Prime Minister Benjamin Netanyahu is asking the Likud Constitution Committee for only a single reserved spot on the party’s list for the April elections, and it’s way downlist, too: the 21st spot, with polls predicting a 25 to 30 seat win for the Likud in the next Knesset.

In the previous elections, Netanyahu reserved to spots for candidates that were elected outside the primary vote – the 11th and 23rd – which the PM assigned to Benny Begin and Anat Barako.


The relatively low reserved spot means that Bibi is not planning to attract a new, big name to his party’s Knesset delegation.

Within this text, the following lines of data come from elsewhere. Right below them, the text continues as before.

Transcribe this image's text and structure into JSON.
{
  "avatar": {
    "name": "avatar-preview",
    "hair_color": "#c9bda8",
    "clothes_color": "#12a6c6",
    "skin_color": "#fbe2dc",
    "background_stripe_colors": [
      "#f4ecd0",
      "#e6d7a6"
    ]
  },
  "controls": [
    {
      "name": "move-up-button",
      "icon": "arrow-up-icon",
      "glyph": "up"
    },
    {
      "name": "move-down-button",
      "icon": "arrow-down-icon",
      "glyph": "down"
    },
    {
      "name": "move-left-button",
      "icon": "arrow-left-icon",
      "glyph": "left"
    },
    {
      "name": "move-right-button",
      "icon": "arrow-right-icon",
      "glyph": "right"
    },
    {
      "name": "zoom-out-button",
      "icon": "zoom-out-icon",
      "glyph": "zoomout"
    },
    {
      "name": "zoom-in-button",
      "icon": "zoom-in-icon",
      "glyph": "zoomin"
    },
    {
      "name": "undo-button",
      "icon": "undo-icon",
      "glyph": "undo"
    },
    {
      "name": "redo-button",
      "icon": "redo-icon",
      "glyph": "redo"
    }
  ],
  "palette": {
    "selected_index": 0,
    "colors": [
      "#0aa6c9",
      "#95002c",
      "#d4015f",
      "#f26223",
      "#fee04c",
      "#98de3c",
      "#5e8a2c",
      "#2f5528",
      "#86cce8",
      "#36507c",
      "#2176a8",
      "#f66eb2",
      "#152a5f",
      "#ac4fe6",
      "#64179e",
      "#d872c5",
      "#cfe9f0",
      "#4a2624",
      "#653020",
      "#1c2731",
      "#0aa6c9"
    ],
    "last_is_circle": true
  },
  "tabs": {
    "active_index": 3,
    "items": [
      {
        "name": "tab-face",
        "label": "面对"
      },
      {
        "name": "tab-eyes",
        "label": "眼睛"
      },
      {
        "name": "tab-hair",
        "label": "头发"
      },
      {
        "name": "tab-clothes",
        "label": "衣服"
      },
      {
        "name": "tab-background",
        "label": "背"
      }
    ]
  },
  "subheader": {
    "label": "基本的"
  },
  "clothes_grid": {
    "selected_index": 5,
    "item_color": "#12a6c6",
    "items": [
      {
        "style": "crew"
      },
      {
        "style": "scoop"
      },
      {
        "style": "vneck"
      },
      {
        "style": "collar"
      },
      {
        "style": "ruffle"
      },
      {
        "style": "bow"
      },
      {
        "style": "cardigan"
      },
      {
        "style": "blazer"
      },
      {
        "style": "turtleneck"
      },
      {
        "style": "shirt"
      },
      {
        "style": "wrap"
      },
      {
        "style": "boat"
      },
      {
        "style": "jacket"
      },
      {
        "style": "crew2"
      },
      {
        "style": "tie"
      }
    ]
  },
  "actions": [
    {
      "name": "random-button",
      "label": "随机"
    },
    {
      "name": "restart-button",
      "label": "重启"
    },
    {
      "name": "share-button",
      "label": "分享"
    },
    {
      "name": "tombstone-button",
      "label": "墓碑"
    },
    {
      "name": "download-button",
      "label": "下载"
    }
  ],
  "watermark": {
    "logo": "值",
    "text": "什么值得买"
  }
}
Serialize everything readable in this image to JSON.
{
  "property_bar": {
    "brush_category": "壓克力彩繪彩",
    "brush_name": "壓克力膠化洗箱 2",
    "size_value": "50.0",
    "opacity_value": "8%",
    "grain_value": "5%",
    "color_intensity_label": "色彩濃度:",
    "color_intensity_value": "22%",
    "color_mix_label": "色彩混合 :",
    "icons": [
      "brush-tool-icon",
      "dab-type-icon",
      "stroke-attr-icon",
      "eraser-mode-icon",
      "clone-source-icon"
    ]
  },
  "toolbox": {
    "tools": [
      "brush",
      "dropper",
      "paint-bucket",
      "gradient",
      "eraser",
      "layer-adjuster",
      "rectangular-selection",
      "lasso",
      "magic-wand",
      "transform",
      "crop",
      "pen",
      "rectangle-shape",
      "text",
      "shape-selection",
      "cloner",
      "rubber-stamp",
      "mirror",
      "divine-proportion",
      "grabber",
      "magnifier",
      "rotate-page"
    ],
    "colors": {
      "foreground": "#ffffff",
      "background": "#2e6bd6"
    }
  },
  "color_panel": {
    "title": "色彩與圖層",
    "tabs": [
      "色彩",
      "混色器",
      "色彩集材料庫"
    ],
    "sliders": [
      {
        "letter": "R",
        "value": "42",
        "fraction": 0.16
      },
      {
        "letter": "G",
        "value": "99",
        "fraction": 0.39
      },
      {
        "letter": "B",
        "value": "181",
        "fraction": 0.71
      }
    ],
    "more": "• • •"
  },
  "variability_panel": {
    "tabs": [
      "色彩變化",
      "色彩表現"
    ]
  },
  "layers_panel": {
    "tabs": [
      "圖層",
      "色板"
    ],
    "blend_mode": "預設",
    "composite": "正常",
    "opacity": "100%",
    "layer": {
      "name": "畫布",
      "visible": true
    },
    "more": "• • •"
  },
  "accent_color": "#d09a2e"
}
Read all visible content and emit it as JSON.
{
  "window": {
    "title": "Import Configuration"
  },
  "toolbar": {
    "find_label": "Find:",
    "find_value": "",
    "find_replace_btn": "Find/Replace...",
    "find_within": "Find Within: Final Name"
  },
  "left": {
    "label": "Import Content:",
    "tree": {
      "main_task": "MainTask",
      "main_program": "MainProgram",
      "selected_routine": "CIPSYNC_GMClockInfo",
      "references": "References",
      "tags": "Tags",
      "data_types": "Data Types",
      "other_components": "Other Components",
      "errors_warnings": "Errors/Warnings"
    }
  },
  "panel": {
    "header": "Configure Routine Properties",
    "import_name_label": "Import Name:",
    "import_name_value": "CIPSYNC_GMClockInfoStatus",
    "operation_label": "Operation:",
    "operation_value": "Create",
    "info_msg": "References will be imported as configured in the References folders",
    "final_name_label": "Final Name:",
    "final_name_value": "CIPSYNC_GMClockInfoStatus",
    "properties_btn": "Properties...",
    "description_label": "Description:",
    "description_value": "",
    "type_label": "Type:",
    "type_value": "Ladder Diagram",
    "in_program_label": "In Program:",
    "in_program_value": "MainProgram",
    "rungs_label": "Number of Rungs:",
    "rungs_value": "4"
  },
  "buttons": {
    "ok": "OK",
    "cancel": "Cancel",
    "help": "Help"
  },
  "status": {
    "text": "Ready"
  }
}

Netanyahu, the Likud chairman, also suggested to the committee that every incumbent Likud MK should be elected on the party’s national list, and not represent the interest group or region that got him in originally. The immediate victim of this move would be Communications Minister Ayyub Kara, a Druze.

According to Netanyahu’s proposal, the candidates who will be elected on the national list will be positioned up to the 20th post and in six spots between the 21st and 30th. This leaves only 3 spots for new candidates to be elected through the various interest groups. This way the PM limits the number of unknowns in his Knesset faction who could threaten the prime minister’s situation if and when he is indicted for corruption.

In the same vein, last week Channel 2 reported that, following the recent split between Habayit Hayehudi and the New Right, and the decision by former Shas chairman Eli Yishai to compete against his former party, the Prime Minister is considering merging with several right-wing parties. Netanyahu even launched in-depth surveys to examine how a merge with Finance Minister Kahlon and former DM Liberman would affect the votes.

Channel 2’s Amit Segal reported on Tuesday that Netanyahu sees his main threat coming not from the center or the left, nor Ganz or Lapid, but the vote threshold.

Today there are seven parties on the right, six of which are hovering just above the dangerous threshold. Therefore, Netanyahu, who was unable to pass legislation that would lower the threshold, began to examine in depth surveys on the possibility of combining several right-wing lists.

But Kahlon and Liberman insist that they prefer running alone, even if it means facing difficulties in passing the vote threshold.

Such a union would be for the purposes of entering the next Knesset only, and would not force the various lists to change their platforms. But it seems that if Netanyahu gets into legal trouble before the elections, it would help the other right-wing parties that would be delighted to offered an alternative to Bibi’s disappointed voters.